Глава 10

– Что-то ты нынче невесел, бойе, – стащив халат, Черешин зябко поежился и лег на диванчик, подставив худую спину.

– День такой. Тяжелый день, – пробормотал Баглай, начиная мерными круговыми движениями втирать мазь в черешинскую шею. То был секретный целебный состав, приготовлять который он научился у Тагарова, тибетского монаха, в бытность свою в ашраме: конопляное масло, смола ватика, медвежий жир и тигриная желчь. С последним компонентом было непросто, его привозили из Маньчжурии и только для своих, а в этот круг Баглай не попадал, хоть занимался у Тагарова не меньше года. Приходилось хитрить, выпрашивать, сулить большие деньги, зато эффект был налицо: неведомым волшебным образом мазь стимулировала кровоток, снимала ломоту в костях и боль от застарелых ран. Но применять ее полагалось в точной и небольшой дозировке, ибо излишек был не целителен, а вреден, особенно для пожилых людей.

Подцепив желтый пахучий бальзам кончиком ногтя, Баглай прошелся вдоль позвоночника, растер поясницу и начал разминать черешинские шрамы. Юрий Данилович закряхтел.

– Жжет, подлая… жжет, но боль проходит… – Он повернулся на бок, подставляя пальцам массажиста колено и бедро. – А день и правда тяжелый… тут ты, бойе, не ошибся… не всякий день по городам Европы бьют ракетами… и бить еще будут… я не увижу, даст бог, а ты нахлебаешься, парень… ох, нахлебаешься!..

От этих пророчеств под сердцем Баглая лег холодок, но руки не останавливались, не дрожали, пальцы делали свое дело, не поддаваясь ни страху, ни смятению.
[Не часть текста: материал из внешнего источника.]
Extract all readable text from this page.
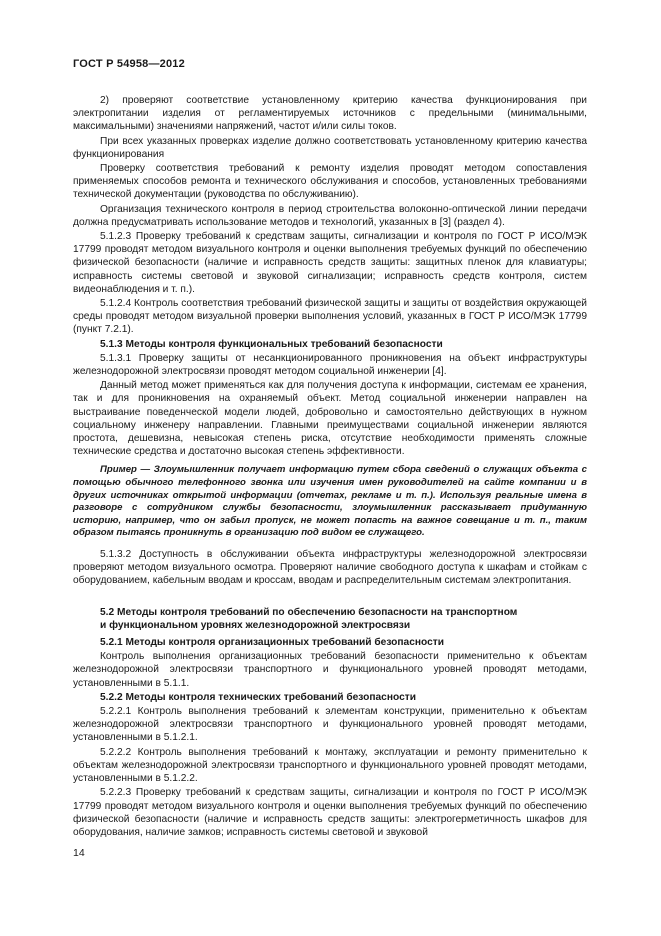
ГОСТ Р 54958—2012

2) проверяют соответствие установленному критерию качества функционирования при электропитании изделия от регламентируемых источников с предельными (минимальными, максимальными) значениями напряжений, частот и/или силы токов.

При всех указанных проверках изделие должно соответствовать установленному критерию качества функционирования

Проверку соответствия требований к ремонту изделия проводят методом сопоставления применяемых способов ремонта и технического обслуживания и способов, установленных требованиями технической документации (руководства по обслуживанию).

Организация технического контроля в период строительства волоконно-оптической линии передачи должна предусматривать использование методов и технологий, указанных в [3] (раздел 4).

5.1.2.3 Проверку требований к средствам защиты, сигнализации и контроля по ГОСТ Р ИСО/МЭК 17799 проводят методом визуального контроля и оценки выполнения требуемых функций по обеспечению физической безопасности (наличие и исправность средств защиты: защитных пленок для клавиатуры; исправность системы световой и звуковой сигнализации; исправность средств контроля, систем видеонаблюдения и т. п.).

5.1.2.4 Контроль соответствия требований физической защиты и защиты от воздействия окружающей среды проводят методом визуальной проверки выполнения условий, указанных в ГОСТ Р ИСО/МЭК 17799 (пункт 7.2.1).

5.1.3 Методы контроля функциональных требований безопасности

5.1.3.1 Проверку защиты от несанкционированного проникновения на объект инфраструктуры железнодорожной электросвязи проводят методом социальной инженерии [4].

Данный метод может применяться как для получения доступа к информации, системам ее хранения, так и для проникновения на охраняемый объект. Метод социальной инженерии направлен на выстраивание поведенческой модели людей, добровольно и самостоятельно действующих в нужном социальному инженеру направлении. Главными преимуществами социальной инженерии являются простота, дешевизна, невысокая степень риска, отсутствие необходимости применять сложные технические средства и достаточно высокая степень эффективности.

Пример — Злоумышленник получает информацию путем сбора сведений о служащих объекта с помощью обычного телефонного звонка или изучения имен руководителей на сайте компании и в других источниках открытой информации (отчетах, рекламе и т. п.). Используя реальные имена в разговоре с сотрудником службы безопасности, злоумышленник рассказывает придуманную историю, например, что он забыл пропуск, не может попасть на важное совещание и т. п., таким образом пытаясь проникнуть в организацию под видом ее служащего.

5.1.3.2 Доступность в обслуживании объекта инфраструктуры железнодорожной электросвязи проверяют методом визуального осмотра. Проверяют наличие свободного доступа к шкафам и стойкам с оборудованием, кабельным вводам и кроссам, вводам и распределительным системам электропитания.

5.2 Методы контроля требований по обеспечению безопасности на транспортном
и функциональном уровнях железнодорожной электросвязи

5.2.1 Методы контроля организационных требований безопасности

Контроль выполнения организационных требований безопасности применительно к объектам железнодорожной электросвязи транспортного и функционального уровней проводят методами, установленными в 5.1.1.

5.2.2 Методы контроля технических требований безопасности

5.2.2.1 Контроль выполнения требований к элементам конструкции, применительно к объектам железнодорожной электросвязи транспортного и функционального уровней проводят методами, установленными в 5.1.2.1.

5.2.2.2 Контроль выполнения требований к монтажу, эксплуатации и ремонту применительно к объектам железнодорожной электросвязи транспортного и функционального уровней проводят методами, установленными в 5.1.2.2.

5.2.2.3 Проверку требований к средствам защиты, сигнализации и контроля по ГОСТ Р ИСО/МЭК 17799 проводят методом визуального контроля и оценки выполнения требуемых функций по обеспечению физической безопасности (наличие и исправность средств защиты: электрогерметичность шкафов для оборудования, наличие замков; исправность системы световой и звуковой

14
Поколебавшись минуту, он спросил:

– Думаете, Юрий Данилыч, и по нам трахнут?

– Они не трахнут, нет… Сказал один умный человек: вот страна посередине мира, нищая, голодная и злая, вооруженная до зубов, с отчаянным народом, которому и терять-то нечего… Так вот, бойе, это мы, и все, кто жил и живет хорошо, нас боятся… Может, не столько нас, как того, что мы способны натворить… и потому не тронут, а будут откупаться… – Черешин повернулся на другой бок и протяжно, по-стариковски вздохнул. – Но мы себя сами тронем, бойе, сами… так сами себя оттрахаем, что мир ужаснется… Может, до войны и не дойдет, а только всеобщее разгильдяйство – оно ведь почище войны… Там сгорит, здесь взорвется… потом такое грохнет, в пять Чернобылей, что пол-Европы встанет на дыбы… а другая половина ляжет… – Черешин помолчал, снова вздохнул и добавил: – Жалко… и людей жалко, и коллекцию… всю жизнь собирал… камни, они ведь перед людьми не виноваты… у них ведь одно назначение – радость дарить…
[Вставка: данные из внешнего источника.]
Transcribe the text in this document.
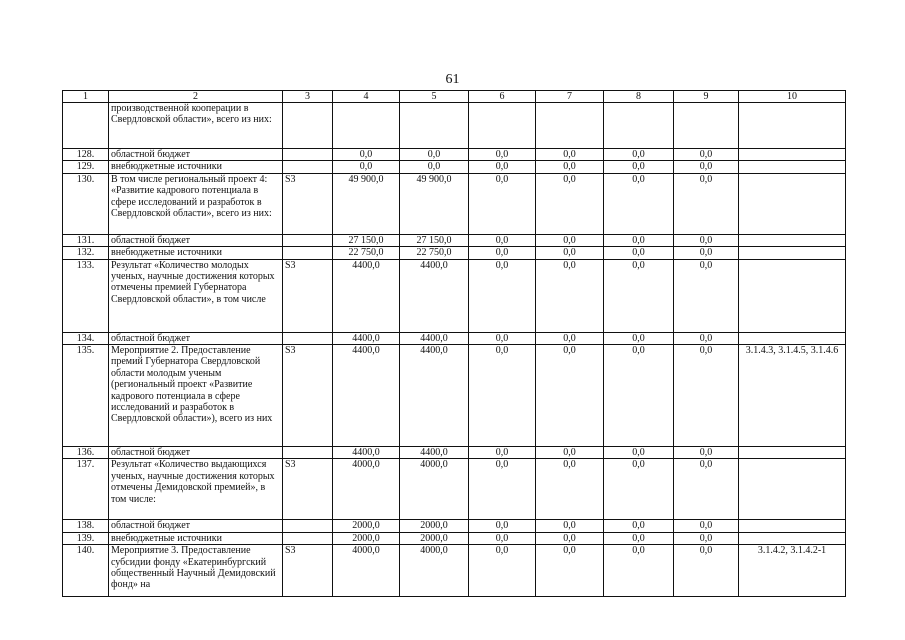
61
1	2	3	4	5	6	7	8	9	10
	производственной кооперации в Свердловской области», всего из них:								
128.	областной бюджет		0,0	0,0	0,0	0,0	0,0	0,0	
129.	внебюджетные источники		0,0	0,0	0,0	0,0	0,0	0,0	
130.	В том числе региональный проект 4: «Развитие кадрового потенциала в сфере исследований и разработок в Свердловской области», всего из них:	S3	49 900,0	49 900,0	0,0	0,0	0,0	0,0	
131.	областной бюджет		27 150,0	27 150,0	0,0	0,0	0,0	0,0	
132.	внебюджетные источники		22 750,0	22 750,0	0,0	0,0	0,0	0,0	
133.	Результат «Количество молодых ученых, научные достижения которых отмечены премией Губернатора Свердловской области», в том числе	S3	4400,0	4400,0	0,0	0,0	0,0	0,0	
134.	областной бюджет		4400,0	4400,0	0,0	0,0	0,0	0,0	
135.	Мероприятие 2. Предоставление премий Губернатора Свердловской области молодым ученым (региональный проект «Развитие кадрового потенциала в сфере исследований и разработок в Свердловской области»), всего из них	S3	4400,0	4400,0	0,0	0,0	0,0	0,0	3.1.4.3, 3.1.4.5, 3.1.4.6
136.	областной бюджет		4400,0	4400,0	0,0	0,0	0,0	0,0	
137.	Результат «Количество выдающихся ученых, научные достижения которых отмечены Демидовской премией», в том числе:	S3	4000,0	4000,0	0,0	0,0	0,0	0,0	
138.	областной бюджет		2000,0	2000,0	0,0	0,0	0,0	0,0	
139.	внебюджетные источники		2000,0	2000,0	0,0	0,0	0,0	0,0	
140.	Мероприятие 3. Предоставление субсидии фонду «Екатеринбургский общественный Научный Демидовский фонд» на	S3	4000,0	4000,0	0,0	0,0	0,0	0,0	3.1.4.2, 3.1.4.2-1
Под эти вздохи и разговоры Баглай закончил массаж, спрятал баночку с драгоценной мазью и стал собираться.

– Теперь когда? – спросил Черешин, сполз с диванчика и потянулся к халату.
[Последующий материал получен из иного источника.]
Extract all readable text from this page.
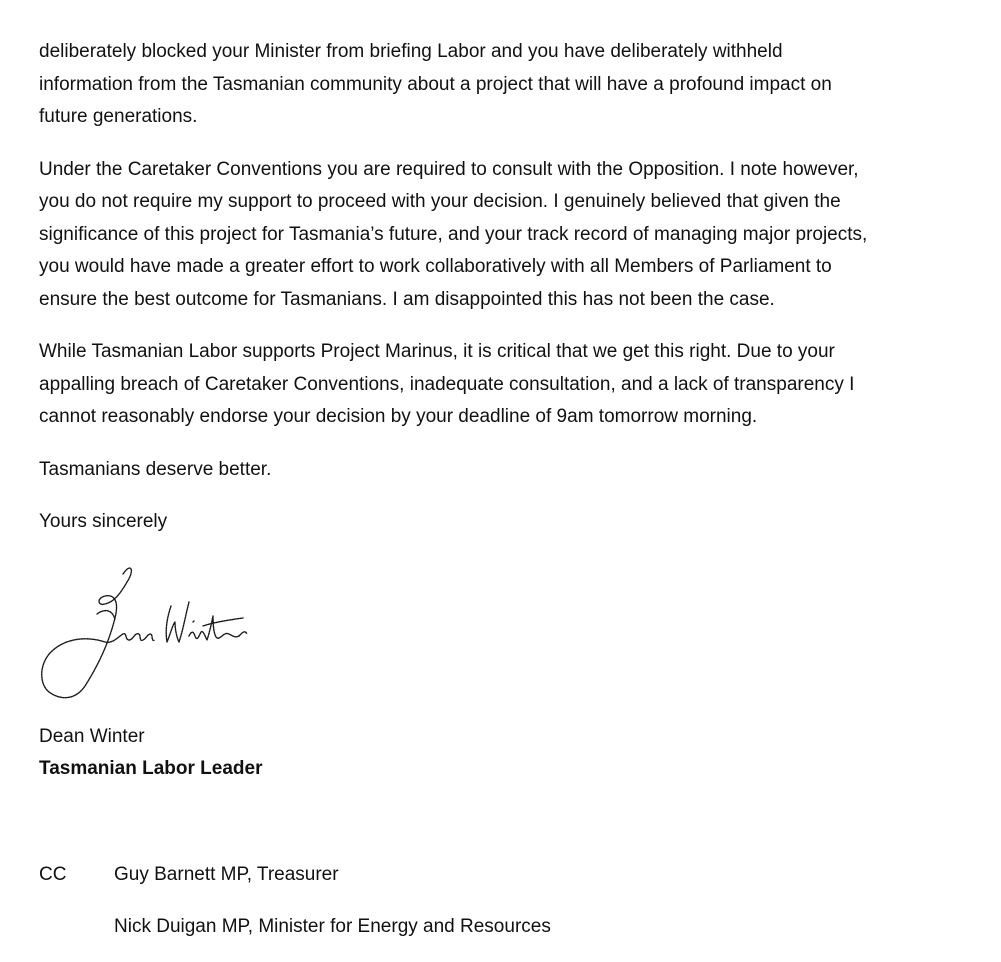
deliberately blocked your Minister from briefing Labor and you have deliberately withheld
information from the Tasmanian community about a project that will have a profound impact on
future generations.

Under the Caretaker Conventions you are required to consult with the Opposition. I note however,
you do not require my support to proceed with your decision. I genuinely believed that given the
significance of this project for Tasmania’s future, and your track record of managing major projects,
you would have made a greater effort to work collaboratively with all Members of Parliament to
ensure the best outcome for Tasmanians. I am disappointed this has not been the case.

While Tasmanian Labor supports Project Marinus, it is critical that we get this right. Due to your
appalling breach of Caretaker Conventions, inadequate consultation, and a lack of transparency I
cannot reasonably endorse your decision by your deadline of 9am tomorrow morning.

Tasmanians deserve better.

Yours sincerely

Dean Winter
Tasmanian Labor Leader
CC	Guy Barnett MP, Treasurer
Nick Duigan MP, Minister for Energy and Resources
– Теперь – в воскресенье, Юрий Данилович. Дня три надо бы обождать. Или хотя бы два.

– Сегодня у нас четверг… – Черешин, что-то припоминая, поднял глаза к потолку. – Давай-ка, бойе, назначим на субботу. Занят я, понимаешь, в воскресенье. Придет ко мне Пискунов из Горного, с тремя своими аспирантами, опись начнут составлять. Не полную, конечно, такая хренотень за день не делается, но хоть самое ценное перепишем, из маленькой комнаты… Случай-то редкий, чтоб Пискунов до меня добрался, да еще с помощниками… никак нельзя упускать… Так что давай в субботу. Годится?

– Годится, – сказал Баглай, невольно вздрогнув, когда зашел разговор об описи. Опись ему была пострашней ракет и бомб, валившихся на сербов, но в то же время он сразу успокоился, словно почувствовав в словах Черешина веление судьбы.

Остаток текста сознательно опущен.